For the AFA there is only one possible kind of marriage—and a fundamentally extra-legal one at that (i.e. marriage exists prior to “law or Constitution”). As Mary Ann Case has shown, this kind of singular model of marriage helps explain why many U.S. protestants worry so intensely about the state legalizing same-sex marriage. To change marriage law is, for these protestants, to change marital theology.

So the AFA works to make its theological vision of marriage compelling to the Supreme Court, not only through the much-discussed language of religious freedom, but by appeals to the rhetoric of democracy and, as the ad says, at “the expense of children, perhaps even civilization itself…”

While it isn’t difficult to challenge individual strands in this tangle of incohesive claims, it wouldn’t address the rhetorical force of the AFA’s argument, which is far more emotional or instinctive in nature. Something more profound—and troubling—is going on here beyond simply getting people to feel like children’s wellbeing and people’s religiosity are being trammeled upon.

The AFA, I would argue, understands the law and the courts as an extension of its religious speech. To change the law in ways that don’t conform to the AFA’s religious vision, therefore, is to change the AFA’s speech on its behalf and against its will.

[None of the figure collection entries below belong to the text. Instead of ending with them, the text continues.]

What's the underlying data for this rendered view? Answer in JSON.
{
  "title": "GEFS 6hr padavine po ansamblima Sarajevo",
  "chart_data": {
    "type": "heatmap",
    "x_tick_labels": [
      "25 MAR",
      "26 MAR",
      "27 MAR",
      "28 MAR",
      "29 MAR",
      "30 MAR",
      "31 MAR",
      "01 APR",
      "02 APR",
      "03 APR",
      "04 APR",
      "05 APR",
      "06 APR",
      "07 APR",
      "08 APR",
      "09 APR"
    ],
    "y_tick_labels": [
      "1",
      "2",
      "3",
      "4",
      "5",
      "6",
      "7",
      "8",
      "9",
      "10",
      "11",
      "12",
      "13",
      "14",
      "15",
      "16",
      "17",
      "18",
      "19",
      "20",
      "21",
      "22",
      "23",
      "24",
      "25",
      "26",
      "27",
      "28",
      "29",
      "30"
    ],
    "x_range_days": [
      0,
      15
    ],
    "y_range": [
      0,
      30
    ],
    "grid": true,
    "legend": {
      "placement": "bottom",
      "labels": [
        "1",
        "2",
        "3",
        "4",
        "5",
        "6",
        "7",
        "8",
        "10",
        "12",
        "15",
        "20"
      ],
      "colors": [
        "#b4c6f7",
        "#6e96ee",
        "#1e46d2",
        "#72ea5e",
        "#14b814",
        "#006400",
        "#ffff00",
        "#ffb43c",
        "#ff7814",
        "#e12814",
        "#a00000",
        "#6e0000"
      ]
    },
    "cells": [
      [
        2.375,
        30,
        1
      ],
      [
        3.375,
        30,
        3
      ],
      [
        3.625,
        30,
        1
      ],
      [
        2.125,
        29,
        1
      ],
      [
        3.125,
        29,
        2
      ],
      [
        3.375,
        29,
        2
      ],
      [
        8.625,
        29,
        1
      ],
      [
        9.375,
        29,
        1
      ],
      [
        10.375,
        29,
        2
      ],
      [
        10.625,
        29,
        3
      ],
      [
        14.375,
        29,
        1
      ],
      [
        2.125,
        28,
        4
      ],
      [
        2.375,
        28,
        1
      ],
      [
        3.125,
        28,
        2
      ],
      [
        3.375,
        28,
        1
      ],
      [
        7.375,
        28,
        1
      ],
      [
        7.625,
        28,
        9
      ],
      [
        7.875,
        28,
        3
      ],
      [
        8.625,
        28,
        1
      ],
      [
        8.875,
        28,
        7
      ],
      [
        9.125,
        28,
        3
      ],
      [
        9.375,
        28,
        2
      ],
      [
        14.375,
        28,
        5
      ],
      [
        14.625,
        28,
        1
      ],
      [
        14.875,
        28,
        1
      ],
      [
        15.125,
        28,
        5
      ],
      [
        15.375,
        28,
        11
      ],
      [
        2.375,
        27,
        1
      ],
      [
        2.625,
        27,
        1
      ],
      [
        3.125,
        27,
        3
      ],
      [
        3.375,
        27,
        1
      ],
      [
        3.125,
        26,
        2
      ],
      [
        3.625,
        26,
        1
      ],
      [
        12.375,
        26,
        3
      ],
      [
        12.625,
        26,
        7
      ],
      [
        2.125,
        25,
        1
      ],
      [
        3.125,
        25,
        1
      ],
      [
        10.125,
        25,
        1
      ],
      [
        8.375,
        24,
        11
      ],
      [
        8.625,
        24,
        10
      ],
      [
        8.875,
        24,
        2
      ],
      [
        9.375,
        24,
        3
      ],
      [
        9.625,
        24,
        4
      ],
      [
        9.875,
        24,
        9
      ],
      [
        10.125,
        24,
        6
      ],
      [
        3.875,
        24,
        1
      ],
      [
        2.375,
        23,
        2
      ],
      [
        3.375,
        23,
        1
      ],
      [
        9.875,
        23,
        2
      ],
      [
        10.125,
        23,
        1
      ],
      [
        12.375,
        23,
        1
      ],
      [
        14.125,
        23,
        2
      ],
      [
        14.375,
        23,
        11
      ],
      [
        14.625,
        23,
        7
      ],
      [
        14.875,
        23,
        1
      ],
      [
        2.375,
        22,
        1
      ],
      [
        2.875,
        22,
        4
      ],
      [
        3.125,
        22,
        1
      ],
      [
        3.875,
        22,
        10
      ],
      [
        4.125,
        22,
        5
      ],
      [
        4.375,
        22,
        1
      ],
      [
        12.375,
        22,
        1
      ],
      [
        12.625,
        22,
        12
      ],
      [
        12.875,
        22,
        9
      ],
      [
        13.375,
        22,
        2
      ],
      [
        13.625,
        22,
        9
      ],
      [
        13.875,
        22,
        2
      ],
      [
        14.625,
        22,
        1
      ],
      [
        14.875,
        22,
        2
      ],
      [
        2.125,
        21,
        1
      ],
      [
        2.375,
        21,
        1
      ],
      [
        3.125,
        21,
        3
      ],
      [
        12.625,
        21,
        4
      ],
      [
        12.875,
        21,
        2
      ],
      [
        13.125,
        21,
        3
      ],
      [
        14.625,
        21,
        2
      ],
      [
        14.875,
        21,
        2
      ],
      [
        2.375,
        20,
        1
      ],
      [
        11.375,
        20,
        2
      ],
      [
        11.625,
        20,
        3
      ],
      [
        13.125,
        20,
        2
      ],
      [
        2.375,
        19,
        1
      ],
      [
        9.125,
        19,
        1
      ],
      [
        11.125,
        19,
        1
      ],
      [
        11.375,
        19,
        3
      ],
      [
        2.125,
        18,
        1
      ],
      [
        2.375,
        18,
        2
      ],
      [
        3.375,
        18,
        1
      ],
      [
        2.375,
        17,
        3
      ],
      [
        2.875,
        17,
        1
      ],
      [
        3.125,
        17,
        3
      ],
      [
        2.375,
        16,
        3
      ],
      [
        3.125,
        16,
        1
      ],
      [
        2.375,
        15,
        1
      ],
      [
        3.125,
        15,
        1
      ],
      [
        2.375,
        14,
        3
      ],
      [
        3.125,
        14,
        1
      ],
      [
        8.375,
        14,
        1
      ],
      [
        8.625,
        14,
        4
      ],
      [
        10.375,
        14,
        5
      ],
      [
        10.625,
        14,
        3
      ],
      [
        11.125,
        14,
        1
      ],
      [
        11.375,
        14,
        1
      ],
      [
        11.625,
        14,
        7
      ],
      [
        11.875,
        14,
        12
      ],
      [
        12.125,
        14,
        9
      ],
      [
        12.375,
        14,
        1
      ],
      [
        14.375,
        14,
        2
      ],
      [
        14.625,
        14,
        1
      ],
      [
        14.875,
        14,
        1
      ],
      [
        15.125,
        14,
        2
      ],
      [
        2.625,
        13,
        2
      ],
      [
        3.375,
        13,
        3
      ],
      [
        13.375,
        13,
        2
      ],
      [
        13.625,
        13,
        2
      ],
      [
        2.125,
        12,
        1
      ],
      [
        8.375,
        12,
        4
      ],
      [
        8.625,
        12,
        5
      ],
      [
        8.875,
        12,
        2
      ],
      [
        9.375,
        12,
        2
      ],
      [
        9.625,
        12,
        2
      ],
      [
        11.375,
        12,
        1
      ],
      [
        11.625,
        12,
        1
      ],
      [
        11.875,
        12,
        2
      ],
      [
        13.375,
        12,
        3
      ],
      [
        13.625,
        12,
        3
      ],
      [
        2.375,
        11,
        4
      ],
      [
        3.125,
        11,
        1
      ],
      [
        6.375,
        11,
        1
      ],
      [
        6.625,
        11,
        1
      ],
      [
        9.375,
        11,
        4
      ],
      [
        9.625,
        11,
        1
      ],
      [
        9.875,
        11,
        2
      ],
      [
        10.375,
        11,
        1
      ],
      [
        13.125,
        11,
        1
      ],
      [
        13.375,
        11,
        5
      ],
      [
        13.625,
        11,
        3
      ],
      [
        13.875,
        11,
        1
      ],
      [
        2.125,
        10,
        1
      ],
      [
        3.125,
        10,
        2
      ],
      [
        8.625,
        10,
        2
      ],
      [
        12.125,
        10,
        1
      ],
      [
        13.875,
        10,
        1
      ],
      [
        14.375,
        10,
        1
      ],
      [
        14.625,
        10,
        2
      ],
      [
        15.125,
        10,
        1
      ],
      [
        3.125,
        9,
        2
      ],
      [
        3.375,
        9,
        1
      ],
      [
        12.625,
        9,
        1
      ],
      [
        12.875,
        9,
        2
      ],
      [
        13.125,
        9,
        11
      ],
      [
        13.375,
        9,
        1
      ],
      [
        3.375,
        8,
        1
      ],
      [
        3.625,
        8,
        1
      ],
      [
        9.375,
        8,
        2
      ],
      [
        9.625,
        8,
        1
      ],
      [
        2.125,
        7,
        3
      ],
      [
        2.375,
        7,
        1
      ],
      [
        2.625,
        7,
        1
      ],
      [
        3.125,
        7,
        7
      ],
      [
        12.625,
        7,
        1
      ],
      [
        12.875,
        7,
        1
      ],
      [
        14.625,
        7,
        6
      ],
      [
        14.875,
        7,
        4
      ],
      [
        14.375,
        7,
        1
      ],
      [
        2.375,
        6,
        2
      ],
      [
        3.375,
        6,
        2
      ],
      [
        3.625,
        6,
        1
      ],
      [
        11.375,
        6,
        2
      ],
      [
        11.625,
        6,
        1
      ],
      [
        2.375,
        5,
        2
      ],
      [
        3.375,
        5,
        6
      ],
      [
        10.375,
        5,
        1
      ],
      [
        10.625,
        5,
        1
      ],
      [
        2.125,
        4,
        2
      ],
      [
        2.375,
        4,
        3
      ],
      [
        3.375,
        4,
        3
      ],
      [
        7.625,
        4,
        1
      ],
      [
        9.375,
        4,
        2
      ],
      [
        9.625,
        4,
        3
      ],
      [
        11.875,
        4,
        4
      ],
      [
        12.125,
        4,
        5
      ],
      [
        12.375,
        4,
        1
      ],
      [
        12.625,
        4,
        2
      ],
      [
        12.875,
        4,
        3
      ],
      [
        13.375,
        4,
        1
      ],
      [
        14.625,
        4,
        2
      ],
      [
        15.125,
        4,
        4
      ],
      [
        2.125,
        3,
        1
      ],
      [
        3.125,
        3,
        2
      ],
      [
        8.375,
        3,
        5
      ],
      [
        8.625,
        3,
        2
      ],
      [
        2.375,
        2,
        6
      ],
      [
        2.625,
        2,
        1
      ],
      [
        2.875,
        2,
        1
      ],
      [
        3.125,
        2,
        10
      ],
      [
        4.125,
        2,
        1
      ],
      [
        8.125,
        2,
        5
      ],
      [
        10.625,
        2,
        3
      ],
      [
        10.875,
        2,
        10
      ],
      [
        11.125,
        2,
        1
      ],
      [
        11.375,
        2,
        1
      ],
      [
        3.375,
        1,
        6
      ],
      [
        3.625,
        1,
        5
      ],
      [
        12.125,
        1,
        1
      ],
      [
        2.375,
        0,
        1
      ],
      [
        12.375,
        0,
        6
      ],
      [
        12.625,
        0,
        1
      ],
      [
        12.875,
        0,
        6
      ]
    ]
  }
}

In this context it’s worth considering the synchronized relationship of the U.S. government and the AFA’s version of Christianity as outlined in its philosophical statement [emphasis mine]:

The American Family Association believes that God has communicated absolute truth to mankind, and that all people are subject to the authority of God’s Word at all times. Therefore AFA believes that a culture based on biblical truth best serves the well-being of our nation and our families, in accordance with the vision of our founding documents . . .

In this formula, the founding documents of the U.S. government, including the Constitution, are in perfect harmony with the AFA’s reading of the Bible. If “biblical truth” accords with “the vision of our founding documents,” then violating that truth—by ruling against same-sex marriage bans, for example—must transgress the U.S. Constitution.

The AFA’s position here is an extreme example of H. Richard Niebuhr’s “Christ of culture” typology, about which he wrote: “the mores they associate with Christ have at least as little relation to the New Testament and as much connection with social custom as have those of their opponents [i.e. liberal Christians, also commonly ‘Christ of culture’ types but from a different cultural angle].”

The “Christ of culture” types, moreover, are not about to sit idly by while their vision of society fails to be enforced or realized. And this is where the real threat embedded in the ad emerges.

The AFA dangles what it sees as the Court’s worst fear before the justices. “[Legalizing same-sex marriages nationally] would not only risk another Roe v. Wade tear in our cultural fabric, but also effectively delegitimize the very power of the court itself to rule justly.”

That is, the Court rules justly when it rules in accord with Nature, which, in this case, equals marriage between two opposite sex people as instituted by God prior to human governments.

But in the end I read the AFA’s ad as an act of blustering bravado—as an act of desperation, not of strength. The AFA sees its culture and its Christ coming apart and they don’t know what else to do but desperately try to piece them together again like a sad humpty-dumpty.